El director italo-norteamericano nos muestra un film contundente, una obra narrativa intachable, sobre los últimos misioneros en el Japón durante el siglo XVII. La historia narra los dos últimos apóstatas que llegaron a las costas del país del sol naciente como misioneros creyentes y la persecución que sufrieron los cristianos en esas tierras. Al igual que en La última tentación de cristo, la lectura de la fe y sus duros caminos, la muerte por las creencias y los peligros que supone el nuevo orden cristiano en las esferas de poder rival, el caso del politeísmo y el orden romano, y en el último film la oposición del orden japonés y el budismo, muestra la contradicción entre el hombre y la fe, el poder y la “verdad”, las muertes que generan tal hecho y la estabilidad del orden imperante en el antiguo Japón.

La buena nueva de los creyentes sin fisuras, la que representan los dos padres portugueses que llegan a las costas orientales y las almas de los feligreses que buscan en ellos la luz donde poder mantener sus creencias. Estos colonos y sus ideas chocan frontalmente con el status quo y el poder que representa el gran inquisidor Inoue (Issei Ogata), el viejo poder Samurai.

La historia versa sobre la búsqueda del padre Ferreira (Liam Neeson), el último misionero que llegó a aquellas tierras y que, según informes de mercantes holandeses, ha apostatado. Las almas se pierden en el extremo Oriente. Japón lleva a cabo una limpieza de la doctrina cristiana, la persecución a los creyentes y su muerte es sistemática.

La nueva religión es un peligro que hay que erradicar. Esto lleva a viajar a dos jóvenes padres misioneros a aquellas tierras, el padre Garrupe (Adam Driver) y el padre Rodrigues (Andrew Garfield). Su objetivo es perpetuar el cristianismo y conocer si es cierto el destino del padre Ferreira.

La odisea de la autodestrucción, un eje crucial en todas las historias de Scorsese tiene en este film otra de sus espejos más evidentes. Si en Taxi Driver (1976), la moral y principios de Travis (Robert Deniro) eran los de un moderno cownboy buscando justicia y pureza por las calles de NY, en un claro viaje hacia la autodestrucción, es la fe, en este caso, el camino que lleva a los creyentes a una autodestrucción inútil.

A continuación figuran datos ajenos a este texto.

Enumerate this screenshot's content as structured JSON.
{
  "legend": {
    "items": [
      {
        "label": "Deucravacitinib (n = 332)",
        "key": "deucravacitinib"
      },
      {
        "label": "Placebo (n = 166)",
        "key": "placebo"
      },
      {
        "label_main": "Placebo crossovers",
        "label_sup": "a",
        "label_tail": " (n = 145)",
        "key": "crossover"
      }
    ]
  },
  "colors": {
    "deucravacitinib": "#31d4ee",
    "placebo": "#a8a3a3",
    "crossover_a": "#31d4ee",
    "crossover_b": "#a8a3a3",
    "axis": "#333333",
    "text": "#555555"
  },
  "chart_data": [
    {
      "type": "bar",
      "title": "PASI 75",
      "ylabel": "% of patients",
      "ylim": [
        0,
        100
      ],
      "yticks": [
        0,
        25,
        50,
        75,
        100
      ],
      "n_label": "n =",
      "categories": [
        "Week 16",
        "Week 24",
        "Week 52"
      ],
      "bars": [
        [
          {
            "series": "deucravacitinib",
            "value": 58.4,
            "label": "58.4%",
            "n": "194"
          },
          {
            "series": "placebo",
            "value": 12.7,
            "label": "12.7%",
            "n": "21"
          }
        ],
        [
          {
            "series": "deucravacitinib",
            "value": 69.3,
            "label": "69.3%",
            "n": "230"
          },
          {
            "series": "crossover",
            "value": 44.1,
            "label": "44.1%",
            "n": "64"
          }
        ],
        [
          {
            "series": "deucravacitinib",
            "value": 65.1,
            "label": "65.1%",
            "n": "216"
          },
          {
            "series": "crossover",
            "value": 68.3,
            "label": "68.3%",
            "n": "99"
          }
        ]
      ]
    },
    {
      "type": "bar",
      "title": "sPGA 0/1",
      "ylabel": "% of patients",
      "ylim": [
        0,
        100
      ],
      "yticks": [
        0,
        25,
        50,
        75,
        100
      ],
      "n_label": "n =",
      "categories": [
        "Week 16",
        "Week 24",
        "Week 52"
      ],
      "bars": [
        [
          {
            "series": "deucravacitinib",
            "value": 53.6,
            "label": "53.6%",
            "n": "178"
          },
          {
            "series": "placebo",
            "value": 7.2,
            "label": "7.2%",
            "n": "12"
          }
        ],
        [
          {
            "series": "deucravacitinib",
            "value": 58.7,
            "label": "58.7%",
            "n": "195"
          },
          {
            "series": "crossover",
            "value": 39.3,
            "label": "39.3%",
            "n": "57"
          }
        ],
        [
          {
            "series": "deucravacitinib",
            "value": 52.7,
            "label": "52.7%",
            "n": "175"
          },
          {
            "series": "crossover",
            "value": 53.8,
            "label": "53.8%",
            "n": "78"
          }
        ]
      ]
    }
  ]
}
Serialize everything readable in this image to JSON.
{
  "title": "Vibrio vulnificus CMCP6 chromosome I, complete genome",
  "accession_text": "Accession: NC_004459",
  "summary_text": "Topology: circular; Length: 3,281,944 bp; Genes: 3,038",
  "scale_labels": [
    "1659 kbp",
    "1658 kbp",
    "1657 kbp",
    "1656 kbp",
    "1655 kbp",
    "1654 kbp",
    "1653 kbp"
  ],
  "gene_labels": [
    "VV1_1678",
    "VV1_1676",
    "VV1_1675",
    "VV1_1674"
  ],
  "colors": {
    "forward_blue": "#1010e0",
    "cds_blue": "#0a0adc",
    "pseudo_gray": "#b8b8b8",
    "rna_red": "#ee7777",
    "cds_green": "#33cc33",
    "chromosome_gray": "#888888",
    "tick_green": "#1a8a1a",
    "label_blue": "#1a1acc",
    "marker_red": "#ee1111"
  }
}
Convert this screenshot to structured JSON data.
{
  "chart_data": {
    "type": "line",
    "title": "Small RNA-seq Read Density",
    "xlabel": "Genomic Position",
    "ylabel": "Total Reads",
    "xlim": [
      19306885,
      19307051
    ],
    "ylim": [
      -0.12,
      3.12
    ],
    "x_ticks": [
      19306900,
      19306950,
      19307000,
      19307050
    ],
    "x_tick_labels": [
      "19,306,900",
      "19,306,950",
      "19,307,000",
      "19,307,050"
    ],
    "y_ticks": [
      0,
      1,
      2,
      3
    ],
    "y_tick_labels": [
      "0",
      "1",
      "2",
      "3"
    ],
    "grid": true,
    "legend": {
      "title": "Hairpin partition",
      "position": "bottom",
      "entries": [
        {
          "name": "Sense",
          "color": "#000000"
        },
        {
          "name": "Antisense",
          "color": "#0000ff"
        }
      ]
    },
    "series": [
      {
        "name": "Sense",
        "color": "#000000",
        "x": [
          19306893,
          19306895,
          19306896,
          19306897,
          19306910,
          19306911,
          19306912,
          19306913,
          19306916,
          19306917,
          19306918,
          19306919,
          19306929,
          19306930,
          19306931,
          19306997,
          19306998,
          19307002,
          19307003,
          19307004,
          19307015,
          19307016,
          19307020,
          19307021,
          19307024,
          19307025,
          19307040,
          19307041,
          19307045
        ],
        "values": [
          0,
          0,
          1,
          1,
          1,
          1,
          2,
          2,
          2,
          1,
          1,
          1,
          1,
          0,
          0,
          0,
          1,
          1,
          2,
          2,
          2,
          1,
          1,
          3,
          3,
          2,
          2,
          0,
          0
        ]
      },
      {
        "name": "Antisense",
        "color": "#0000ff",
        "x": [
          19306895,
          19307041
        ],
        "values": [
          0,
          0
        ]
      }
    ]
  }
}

Un acto de sacrificio que bajo la moral cristiana les perpetuará en todo el mundo, mostrando así la fortaleza de sus ideas frente a la debilidad de las otras. Este hecho, conocido por las autoridades niponas plantea la principal reflexión del film. Las ideas y las creencias de las religiones siempre fueron el pilar donde construir el poder de los imperios. No solo era la fuerza, sobre todo eran las ideas que podían desembarcar en imperios contrarios los que podían hacerlos debilitar. Las mentes de los corderos, los bien pensantes, eran la antesala de la llegada de los guerreros. Esa es la encrucijada que finalmente los misioneros tienen que descifrar para descreer, hacerse apostatas y contribuir a que el budismo y el sintoismo se perpetuaran en el Japón, y no se viera contaminado el país por el cristianismo, un arma de poder en toda orden que daba dignidad al pobre y le decía que era igual que el señor, prometiendo al hombre el paraíso después de la muerte.